Buruma no duda que sea posible una convivencia real y pacífica entre europeos y emigrantes musulmanes, porque cree que éstos podrían mantener sus creencias religiosas en el ámbito privado y aceptar los valores democráticos en la vida pública. La ley debería ser el marco de la convivencia. Tal optimismo, que el autor mantiene  hasta el final, resulta inexplicable para el lector, tras conocer las opiniones que mantienen los emigrantes musulmanes respecto a su país de adopción. La más estremecedora visión de Occidente es la que ofrece el propio Mohammed Bouyeri, “Mo” para sus amigos, en un texto que se encuentra en Internet. Recuerda una antigua técnica esquimal para la caza del lobo.  El cazador deja un cuchillo muy afilado y manchado de sangre en la nieve. Atraído por el olor de la sangre, el lobo se acerca y empieza a lamer el cuchillo. El filo de éste le corta poco a poco la lengua, y la fiera muere desangrada sin advertir que lame su propia sangre. Para Bouyeri, Occidente es como un gran chupa-chups que, con su hedonismo y ocio consagrado a la diversión, se ha olvidado de los valores auténticos y de la verdad de la religión. Todos los que lo chupan morirán desangrados sin darse cuenta.
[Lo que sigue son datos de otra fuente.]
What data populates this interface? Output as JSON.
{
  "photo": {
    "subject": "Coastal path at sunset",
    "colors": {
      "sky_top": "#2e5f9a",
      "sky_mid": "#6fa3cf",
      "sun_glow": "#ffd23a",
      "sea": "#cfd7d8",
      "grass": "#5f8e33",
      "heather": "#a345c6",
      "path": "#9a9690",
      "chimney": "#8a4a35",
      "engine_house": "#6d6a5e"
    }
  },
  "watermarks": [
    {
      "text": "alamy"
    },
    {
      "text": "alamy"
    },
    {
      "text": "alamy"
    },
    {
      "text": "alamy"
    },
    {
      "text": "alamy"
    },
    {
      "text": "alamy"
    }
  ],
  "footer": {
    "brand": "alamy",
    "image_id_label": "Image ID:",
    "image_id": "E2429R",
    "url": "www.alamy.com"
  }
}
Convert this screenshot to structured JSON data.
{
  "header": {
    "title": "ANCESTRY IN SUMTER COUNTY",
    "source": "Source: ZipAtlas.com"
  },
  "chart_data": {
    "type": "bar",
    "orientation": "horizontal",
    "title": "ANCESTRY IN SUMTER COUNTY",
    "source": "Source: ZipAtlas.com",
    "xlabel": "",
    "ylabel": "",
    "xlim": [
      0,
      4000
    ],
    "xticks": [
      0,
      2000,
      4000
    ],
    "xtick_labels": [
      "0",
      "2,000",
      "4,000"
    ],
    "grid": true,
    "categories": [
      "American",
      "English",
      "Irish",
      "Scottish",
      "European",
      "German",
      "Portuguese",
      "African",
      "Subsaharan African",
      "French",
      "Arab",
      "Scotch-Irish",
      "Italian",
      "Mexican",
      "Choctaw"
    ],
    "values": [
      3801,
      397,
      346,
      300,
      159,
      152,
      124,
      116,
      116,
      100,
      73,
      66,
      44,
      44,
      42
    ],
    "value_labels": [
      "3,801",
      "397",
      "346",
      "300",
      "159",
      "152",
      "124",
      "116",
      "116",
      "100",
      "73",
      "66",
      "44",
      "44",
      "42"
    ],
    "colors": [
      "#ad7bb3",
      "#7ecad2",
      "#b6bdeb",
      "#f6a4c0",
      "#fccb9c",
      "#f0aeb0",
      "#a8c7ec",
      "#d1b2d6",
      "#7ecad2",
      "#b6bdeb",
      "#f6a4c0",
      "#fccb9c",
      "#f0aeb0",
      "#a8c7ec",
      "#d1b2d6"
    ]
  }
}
Menos truculentas y más concretas son las declaraciones de un imán que trabaja en la prisión, al hablar del choque de culturas: “En mi país un pedófilo es condenado a muerte; en el vuestro, puede fundar un partido político que le represente.” El mismo imán resume en una frase su opinión sobre la libertad de expresión: “Es menos importante la ley [de no matar] que un insulto al Profeta”.
 
Aunque el lector no comparta las convicciones optimistas de Buruma, encontrará en su ensayo  una radiografía impecable de la situación actual de las sociedades europeas confrontadas a la necesidad de la integración de los emigrantes musulmanes. Nos recuerda cuáles son los valores que nunca deberíamos negociar con éstos: nuestras libertades y las leyes que las garantizan.


 

 
 
Mira Milosevich  es profesora e investigadora del Instituto Universitario Ortega y Gasset.